The percentage share of Dutch bathing water locations in inland waters that comply with the European standards for excellent bathing water quality increased in the period 2000-2017 from 65 percent to 72 percent. Ninety-five percent met the minimum quality requirements in 2017, almost the same as in 2000. For bathing water locations on the Dutch coast, the share with 'Excellent' rating decreased from 96 percent in 2000 to 81 percent in 2017. Nevertheless, 97 percent of the beach locations met the minimum quality requirements in 2017. Over the past three years, the situation has been reasonably stable both in inland waters and at beach locations.
|Coastal waters||Inland waters|
|Source: Ministry of Infrastructure & Water Management, European Commission|
The share of Dutch bathing water locations that have been assessed as 'excellent' according to the European Bathing Water Directive, shown separately for inland water (approximately 600 locations) and coastal - and transitional water (approximately 90 locations). The assessment is mainly based on the presence of pathogenic bacteria. The designation of locations is done every year by the provinces, the measurements are carried out by the regional water authorities and Rijkswaterstaat. Figures from 2017 are provisional.
The European Bathing Water Directive (2006/7/EC) should contribute to the realisation of the European objectives for the preservation, protection and improvement of the quality of the aquatic environment and the protection of human health.
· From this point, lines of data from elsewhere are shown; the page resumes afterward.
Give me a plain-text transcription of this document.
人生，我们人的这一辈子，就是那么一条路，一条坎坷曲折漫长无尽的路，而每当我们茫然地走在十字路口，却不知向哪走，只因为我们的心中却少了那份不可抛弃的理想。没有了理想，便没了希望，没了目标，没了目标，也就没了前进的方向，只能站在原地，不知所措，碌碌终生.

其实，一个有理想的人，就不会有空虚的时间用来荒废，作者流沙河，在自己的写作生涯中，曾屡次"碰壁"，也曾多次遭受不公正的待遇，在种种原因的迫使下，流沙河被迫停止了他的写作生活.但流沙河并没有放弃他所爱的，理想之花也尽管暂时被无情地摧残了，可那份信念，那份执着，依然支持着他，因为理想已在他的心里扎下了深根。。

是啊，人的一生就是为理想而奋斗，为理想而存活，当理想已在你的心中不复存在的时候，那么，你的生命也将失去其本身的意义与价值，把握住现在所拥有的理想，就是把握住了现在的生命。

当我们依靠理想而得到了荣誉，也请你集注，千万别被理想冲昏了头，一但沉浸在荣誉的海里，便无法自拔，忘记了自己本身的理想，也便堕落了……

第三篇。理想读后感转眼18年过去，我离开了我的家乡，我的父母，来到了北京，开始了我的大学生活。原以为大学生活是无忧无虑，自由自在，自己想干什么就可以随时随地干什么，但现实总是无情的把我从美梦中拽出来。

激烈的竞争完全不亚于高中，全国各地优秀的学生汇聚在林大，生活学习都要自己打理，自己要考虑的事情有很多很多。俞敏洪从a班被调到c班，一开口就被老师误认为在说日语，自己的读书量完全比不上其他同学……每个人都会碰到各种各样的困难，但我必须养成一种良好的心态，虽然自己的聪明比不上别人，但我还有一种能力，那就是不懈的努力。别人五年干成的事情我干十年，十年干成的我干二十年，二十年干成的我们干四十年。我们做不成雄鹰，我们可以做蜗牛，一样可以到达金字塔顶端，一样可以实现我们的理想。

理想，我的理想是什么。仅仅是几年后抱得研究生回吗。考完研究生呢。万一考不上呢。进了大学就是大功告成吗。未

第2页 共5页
The Directive defines four quality classes of bathing water: excellent, good, acceptable and poor. The testing is mainly based on standards for microbiological contamination with E. coli and intestinal enterococci (intestinal bacteria). These two micro-organisms are an indicator for the presence of contaminated sewage water or bird and livestock excrement. A suitable check must be carried out for blue-green algae.
Bathing water quality is important for tourism and recreation. The critical consumer pays attention to the quality of the bathing water when choosing a holiday destination or day recreation. Since tourism is often an important economic sector, many countries recognise the importance of measures to improve bathing water quality. The results of the bathing water assessment are also a reflection of the results of other European water policy, for example the Urban Waste Water Directive, the Nitrates Directive and the Water Framework Directive.
The most important measures to prevent discharges of raw sewage and nutrients have already been taken in the Netherlands during the last decade of the previous century, when the Urban Waste Water Directive was implemented. This led to a strong improvement of Dutch bathing water quality during this period. To illustrate: in 1990, only 5 percent of the locations met the minimum quality requirements.
In general, the bathing water locations in coastal waters score better than the inland water locations. In addition to the locations with excellent quality, there are many locations that meet (lower) criteria for good and at least sufficient bathing water quality. Over the period 2000-2017, the percentage of locations with ‘at least sufficient’ quality fluctuated between 86 percent and 99 percent. In 2017 this was 95 percent.
From 2015, all bathing water locations must at least be classified as ‘at least sufficient’(obligation as to results). In addition, according to the Directive, Member States must make efforts to make bathing water in all locations good to excellent (best effort obligation), and must establish a bathing water profile for each location.
More than 85 percent of the 21,000 European bathing water locations that have been assessed, met the most stringent quality standards in 2016 ('excellent'). This means that they contain almost no substances and bacteria that are harmful to human health and the environment. With a score of 75 percent, the Netherlands perform below this European average. In total, 96 percent of European bathing waters in 2016 met the minimum quality requirements ('at least sufficient'), compared to 95 percent in the Netherlands.
Since the beginning of the 1990s, the quality of European bathing waters has greatly improved. This is mainly due to the success of the Urban Waste Water Directive, which has led to a strong decrease of discharges of untreated waste water to vulnerable coastal and inland waters. In popular holiday countries such as France, Spain, Italy and Greece, the majority of the tested locations is situated in coastal areas. In Hungary, Austria, Luxembourg and the Czech Republic, only inland waters are tested.